Pattern recognition channels in anti-viral host defense in humans and an insect vector

Abstract

Abstract A novel mechanism of innate immune signaling is proposed. The central hypothesis is that viral-associated molecular patterns directly activate intracellular splice variants of voltage-gated sodium channels to increase transcription of anti-viral genes. Past work revealed that splice variants of human voltage-gated sodium channels are expressed intracellularly on endosomes and contain exon deletions that alter channel kinetics. Here it is shown that intracellular dsRNA activates the human macrophage SCN5A variant to initiate a signaling cascade that leads to increased transcription of type I interferons and SP100-related genes.

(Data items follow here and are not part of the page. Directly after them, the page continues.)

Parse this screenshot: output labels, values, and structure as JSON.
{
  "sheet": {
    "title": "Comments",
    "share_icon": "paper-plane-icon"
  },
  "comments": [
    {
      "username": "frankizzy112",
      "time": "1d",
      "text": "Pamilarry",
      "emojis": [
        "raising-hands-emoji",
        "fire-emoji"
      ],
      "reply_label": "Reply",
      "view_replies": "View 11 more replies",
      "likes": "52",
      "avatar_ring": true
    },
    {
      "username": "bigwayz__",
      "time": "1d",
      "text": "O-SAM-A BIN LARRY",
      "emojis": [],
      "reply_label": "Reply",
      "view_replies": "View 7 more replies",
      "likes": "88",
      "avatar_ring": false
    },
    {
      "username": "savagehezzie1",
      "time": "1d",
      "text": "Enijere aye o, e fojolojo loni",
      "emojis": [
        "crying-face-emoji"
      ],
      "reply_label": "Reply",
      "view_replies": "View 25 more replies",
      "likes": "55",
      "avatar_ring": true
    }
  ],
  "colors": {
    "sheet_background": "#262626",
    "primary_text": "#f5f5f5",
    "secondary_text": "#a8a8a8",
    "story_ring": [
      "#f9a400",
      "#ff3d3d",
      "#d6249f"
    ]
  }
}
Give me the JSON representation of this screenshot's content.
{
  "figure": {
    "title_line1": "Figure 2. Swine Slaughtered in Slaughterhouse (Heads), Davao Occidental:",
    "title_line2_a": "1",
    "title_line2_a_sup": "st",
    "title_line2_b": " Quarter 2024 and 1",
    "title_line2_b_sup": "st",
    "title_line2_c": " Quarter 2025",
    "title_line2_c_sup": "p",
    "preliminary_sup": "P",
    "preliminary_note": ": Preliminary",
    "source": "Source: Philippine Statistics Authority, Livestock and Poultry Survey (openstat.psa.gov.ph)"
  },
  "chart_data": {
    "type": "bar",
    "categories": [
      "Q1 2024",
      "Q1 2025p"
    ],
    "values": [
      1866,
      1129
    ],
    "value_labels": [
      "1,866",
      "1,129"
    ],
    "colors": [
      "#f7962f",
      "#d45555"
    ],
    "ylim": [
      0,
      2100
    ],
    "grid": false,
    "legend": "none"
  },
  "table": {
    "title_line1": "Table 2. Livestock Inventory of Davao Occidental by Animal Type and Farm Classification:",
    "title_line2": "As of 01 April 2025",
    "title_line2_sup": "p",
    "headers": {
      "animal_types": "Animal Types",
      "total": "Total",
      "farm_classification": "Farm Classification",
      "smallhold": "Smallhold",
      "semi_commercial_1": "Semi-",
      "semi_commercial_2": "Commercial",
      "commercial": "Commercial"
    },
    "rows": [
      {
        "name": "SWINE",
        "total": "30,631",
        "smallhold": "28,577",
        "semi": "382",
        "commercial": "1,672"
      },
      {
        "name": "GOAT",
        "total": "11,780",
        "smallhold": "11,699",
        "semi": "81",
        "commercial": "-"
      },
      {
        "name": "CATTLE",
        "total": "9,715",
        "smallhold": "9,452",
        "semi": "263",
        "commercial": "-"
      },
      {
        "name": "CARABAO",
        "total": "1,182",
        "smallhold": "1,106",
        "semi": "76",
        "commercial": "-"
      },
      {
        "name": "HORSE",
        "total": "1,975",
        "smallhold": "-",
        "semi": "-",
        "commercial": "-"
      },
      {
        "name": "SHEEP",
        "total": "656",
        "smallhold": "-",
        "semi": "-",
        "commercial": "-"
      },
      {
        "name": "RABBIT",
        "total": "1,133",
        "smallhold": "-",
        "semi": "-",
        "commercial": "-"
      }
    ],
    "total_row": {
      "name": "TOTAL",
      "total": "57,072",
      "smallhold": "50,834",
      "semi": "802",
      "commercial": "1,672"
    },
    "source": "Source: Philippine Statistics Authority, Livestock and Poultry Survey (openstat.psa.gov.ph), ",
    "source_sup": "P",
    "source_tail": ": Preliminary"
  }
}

This pathway is regulated by sequential downstream activation of a calcium-dependent adenylate cyclase, adcy8, and the cyclic AMP-dependent transcription factor ATF-2. Knockdown of channel expression in human macrophages reduces the host response to HSV-1. Additional work reveals expression of an evolutionarily related sodium channel gene, AAEL006019, in Aedes aegypti, the yellow fever mosquito. This intracellular channel contains an alternative exon deletion that reduces peak current but does not alter ion selectivity. In contrast to human macrophage SCN5A, the AAEL006019 channel is activated by mimics of virally-derived ssRNA, but not dsRNA. Channel activation increases transcription of mediators of insect innate immunity, RelA and Ago2. These data suggest that channel variants initiate anti-viral responses independently of other pattern recognition receptor pathways. It is postulated that pattern recognition by channel variants are an evolutionarily conserved mechanism of innate immune signaling that reflect a complex interplay between human host, vector, and virus.